Coinbase Pro allows users to trade in cryptocurrencies, where they have access to over 159 coins, 474 tradable pairs, and a maker-taker fee structure for all trades. The fee ranges between 0.04% to 0.5% for takers, while the maker’s fee is between 0% and 0.5%. A downside for some traders is the fact that Coinbase doesn't have a futures trading platform.
Buying crypto without KYC is as simple as connecting your wallet to a decentralized exchange and swapping for the crypto you intend to buy. Here's a step-by-step guide on how to buy crypto without KYC on Uniswap, one of the most popular DEXs.
The first step is to create and fund your MetaMask wallet. All you need to do is download MetaMask and set up your wallet, which can be done quickly and easily in only a matter of minutes. Since MetaMask is a Web3 wallet, there's no KYC involved when creating your wallet. And you can fund it directly from your debit or credit card, or directly via bank transfers by using Wyre or Transak.
Different DEXs support different crypto wallets. Currently, Uniswap supports 5 wallets: MetaMask, Coinbase Wallet, Portis, WalletConnect, and Fortmatic.

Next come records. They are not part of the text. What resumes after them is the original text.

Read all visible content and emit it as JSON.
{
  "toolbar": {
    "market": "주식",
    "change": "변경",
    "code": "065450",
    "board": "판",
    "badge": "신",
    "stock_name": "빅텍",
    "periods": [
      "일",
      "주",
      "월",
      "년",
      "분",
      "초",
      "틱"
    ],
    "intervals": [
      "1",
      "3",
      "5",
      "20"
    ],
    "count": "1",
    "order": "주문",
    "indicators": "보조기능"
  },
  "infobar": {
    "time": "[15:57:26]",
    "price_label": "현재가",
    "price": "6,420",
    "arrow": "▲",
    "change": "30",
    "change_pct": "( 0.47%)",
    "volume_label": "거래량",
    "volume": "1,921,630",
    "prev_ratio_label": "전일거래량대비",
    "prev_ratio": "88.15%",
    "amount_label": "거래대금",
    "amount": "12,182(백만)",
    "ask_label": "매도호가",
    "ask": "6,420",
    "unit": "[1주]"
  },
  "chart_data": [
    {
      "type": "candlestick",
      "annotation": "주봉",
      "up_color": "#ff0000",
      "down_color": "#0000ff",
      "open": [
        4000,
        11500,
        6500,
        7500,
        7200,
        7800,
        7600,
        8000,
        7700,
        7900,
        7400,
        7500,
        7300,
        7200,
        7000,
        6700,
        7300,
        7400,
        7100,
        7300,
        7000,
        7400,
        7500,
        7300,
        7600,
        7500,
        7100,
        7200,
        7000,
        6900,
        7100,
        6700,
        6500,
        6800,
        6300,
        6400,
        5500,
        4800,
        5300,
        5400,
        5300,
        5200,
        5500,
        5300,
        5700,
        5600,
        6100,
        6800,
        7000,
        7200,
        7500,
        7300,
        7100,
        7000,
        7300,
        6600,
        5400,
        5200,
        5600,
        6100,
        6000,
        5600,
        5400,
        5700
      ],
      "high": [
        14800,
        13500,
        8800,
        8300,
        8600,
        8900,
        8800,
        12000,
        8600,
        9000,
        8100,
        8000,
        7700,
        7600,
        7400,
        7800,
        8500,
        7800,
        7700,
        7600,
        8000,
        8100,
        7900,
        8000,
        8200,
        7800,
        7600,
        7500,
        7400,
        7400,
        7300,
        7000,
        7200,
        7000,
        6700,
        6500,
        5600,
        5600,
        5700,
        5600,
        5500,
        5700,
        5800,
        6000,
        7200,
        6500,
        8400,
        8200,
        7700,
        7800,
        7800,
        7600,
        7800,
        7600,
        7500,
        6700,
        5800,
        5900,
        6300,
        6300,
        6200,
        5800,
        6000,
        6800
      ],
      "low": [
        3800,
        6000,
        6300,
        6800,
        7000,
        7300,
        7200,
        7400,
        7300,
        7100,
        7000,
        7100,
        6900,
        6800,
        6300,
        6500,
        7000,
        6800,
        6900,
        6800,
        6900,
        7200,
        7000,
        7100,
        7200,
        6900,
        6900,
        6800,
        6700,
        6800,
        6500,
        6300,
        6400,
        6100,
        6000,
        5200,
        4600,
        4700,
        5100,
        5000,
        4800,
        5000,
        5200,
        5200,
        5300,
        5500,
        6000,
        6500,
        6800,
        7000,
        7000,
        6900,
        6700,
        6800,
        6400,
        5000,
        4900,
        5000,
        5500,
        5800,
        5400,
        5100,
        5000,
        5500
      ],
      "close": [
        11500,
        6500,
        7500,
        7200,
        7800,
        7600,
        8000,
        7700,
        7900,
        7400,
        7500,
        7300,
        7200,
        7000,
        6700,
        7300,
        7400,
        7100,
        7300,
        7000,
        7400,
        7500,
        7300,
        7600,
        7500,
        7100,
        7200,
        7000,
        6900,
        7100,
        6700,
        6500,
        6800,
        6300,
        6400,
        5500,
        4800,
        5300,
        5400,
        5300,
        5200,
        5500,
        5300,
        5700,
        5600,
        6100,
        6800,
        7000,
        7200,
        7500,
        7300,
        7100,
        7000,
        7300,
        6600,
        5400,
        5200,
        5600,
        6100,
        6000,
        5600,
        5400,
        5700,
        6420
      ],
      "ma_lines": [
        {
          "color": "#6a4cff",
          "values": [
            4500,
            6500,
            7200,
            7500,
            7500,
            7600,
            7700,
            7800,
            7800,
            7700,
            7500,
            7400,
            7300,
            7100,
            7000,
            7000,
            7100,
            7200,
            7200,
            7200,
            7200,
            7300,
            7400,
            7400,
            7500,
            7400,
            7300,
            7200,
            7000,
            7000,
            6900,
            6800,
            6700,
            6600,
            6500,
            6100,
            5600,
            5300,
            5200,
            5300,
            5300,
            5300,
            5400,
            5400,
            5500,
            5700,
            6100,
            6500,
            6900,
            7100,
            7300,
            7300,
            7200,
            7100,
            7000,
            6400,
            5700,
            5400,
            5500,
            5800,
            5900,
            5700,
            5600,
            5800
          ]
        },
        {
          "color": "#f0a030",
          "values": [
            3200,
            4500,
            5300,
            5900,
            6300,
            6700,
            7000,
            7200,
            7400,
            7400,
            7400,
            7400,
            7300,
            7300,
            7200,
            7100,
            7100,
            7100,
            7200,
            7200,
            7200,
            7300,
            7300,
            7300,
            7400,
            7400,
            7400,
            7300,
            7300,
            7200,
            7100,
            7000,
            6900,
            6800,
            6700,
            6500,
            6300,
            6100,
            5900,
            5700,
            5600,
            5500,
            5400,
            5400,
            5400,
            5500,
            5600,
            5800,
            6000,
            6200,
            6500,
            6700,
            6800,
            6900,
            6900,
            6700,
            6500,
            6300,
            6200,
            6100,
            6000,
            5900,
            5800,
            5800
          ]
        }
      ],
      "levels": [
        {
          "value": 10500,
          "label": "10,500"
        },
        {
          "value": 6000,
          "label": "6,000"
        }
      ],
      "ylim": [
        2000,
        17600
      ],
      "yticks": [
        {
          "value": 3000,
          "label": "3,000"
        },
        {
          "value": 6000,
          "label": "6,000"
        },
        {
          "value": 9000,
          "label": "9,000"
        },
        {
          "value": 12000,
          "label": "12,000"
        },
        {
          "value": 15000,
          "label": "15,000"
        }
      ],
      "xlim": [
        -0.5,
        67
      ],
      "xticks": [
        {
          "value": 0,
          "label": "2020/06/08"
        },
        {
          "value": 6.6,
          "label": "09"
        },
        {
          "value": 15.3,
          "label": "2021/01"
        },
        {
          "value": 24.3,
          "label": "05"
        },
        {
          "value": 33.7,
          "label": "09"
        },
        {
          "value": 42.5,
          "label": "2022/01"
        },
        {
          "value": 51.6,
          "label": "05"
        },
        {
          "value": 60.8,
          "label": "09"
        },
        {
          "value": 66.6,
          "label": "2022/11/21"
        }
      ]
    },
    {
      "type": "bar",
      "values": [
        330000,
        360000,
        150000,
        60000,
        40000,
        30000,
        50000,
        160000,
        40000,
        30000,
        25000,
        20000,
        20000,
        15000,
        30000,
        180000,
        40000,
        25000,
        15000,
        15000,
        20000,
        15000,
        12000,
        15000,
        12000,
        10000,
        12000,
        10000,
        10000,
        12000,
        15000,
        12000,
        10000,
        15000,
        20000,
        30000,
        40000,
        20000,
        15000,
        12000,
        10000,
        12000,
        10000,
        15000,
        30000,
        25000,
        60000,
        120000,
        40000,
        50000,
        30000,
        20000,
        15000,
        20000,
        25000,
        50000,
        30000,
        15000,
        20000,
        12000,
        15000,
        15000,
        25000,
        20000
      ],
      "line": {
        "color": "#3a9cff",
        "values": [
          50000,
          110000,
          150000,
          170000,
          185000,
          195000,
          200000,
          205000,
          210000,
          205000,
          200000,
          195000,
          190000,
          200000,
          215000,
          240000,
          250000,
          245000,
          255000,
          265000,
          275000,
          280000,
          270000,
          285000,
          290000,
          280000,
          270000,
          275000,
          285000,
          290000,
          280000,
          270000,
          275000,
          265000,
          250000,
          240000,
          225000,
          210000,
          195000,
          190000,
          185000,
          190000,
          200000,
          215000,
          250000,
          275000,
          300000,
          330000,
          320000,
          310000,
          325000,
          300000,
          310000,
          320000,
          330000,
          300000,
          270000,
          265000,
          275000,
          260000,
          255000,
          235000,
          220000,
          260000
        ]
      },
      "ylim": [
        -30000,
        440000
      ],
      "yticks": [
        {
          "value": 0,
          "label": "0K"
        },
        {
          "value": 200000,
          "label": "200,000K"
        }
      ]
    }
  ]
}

Once you've logged into Uniswap, you can proceed to swap the ETH in your MetaMask wallet to any crypto you prefer. Within the “Swap” interface, enter the amount of ETH you'd like to swap, then click the "Select a token" button and search for the crypto you'd like to buy. After you've selected the crypto that you'd like to buy, Uniswap will fetch the best possible price for you and show you the "Minimum received," "Price Impact," and "Liquidity Provider Fee."
Once the transaction is complete, your crypto will be reflected in your updated MetaMask balance.
It really is that easy!
If you've ever opened a bank account, chances are that you’ve had to jump through any number of bureaucratic hoops pertaining to a lengthy KYC compliance process before your account was approved. The same process is enforced by most crypto exchanges, specifically centralized exchanges. However, some CEXs allow users to trade crypto without KYC verification, but unverified accounts are subject to transaction limits. You can only remove these limits by completing the KYC verification.
But, if you're interested in buying crypto without KYC, decentralized crypto exchanges are your best option. We've reviewed some of the top DEXs in this guide, along with a step-by-step procedure for buying cryptocurrencies without KYC. For a full list of DEXs, check out CoinMarketCap’s useful list.
Whichever side of the debate you find yourself, always remember the golden rule of investing: never risk more that you are willing to lose!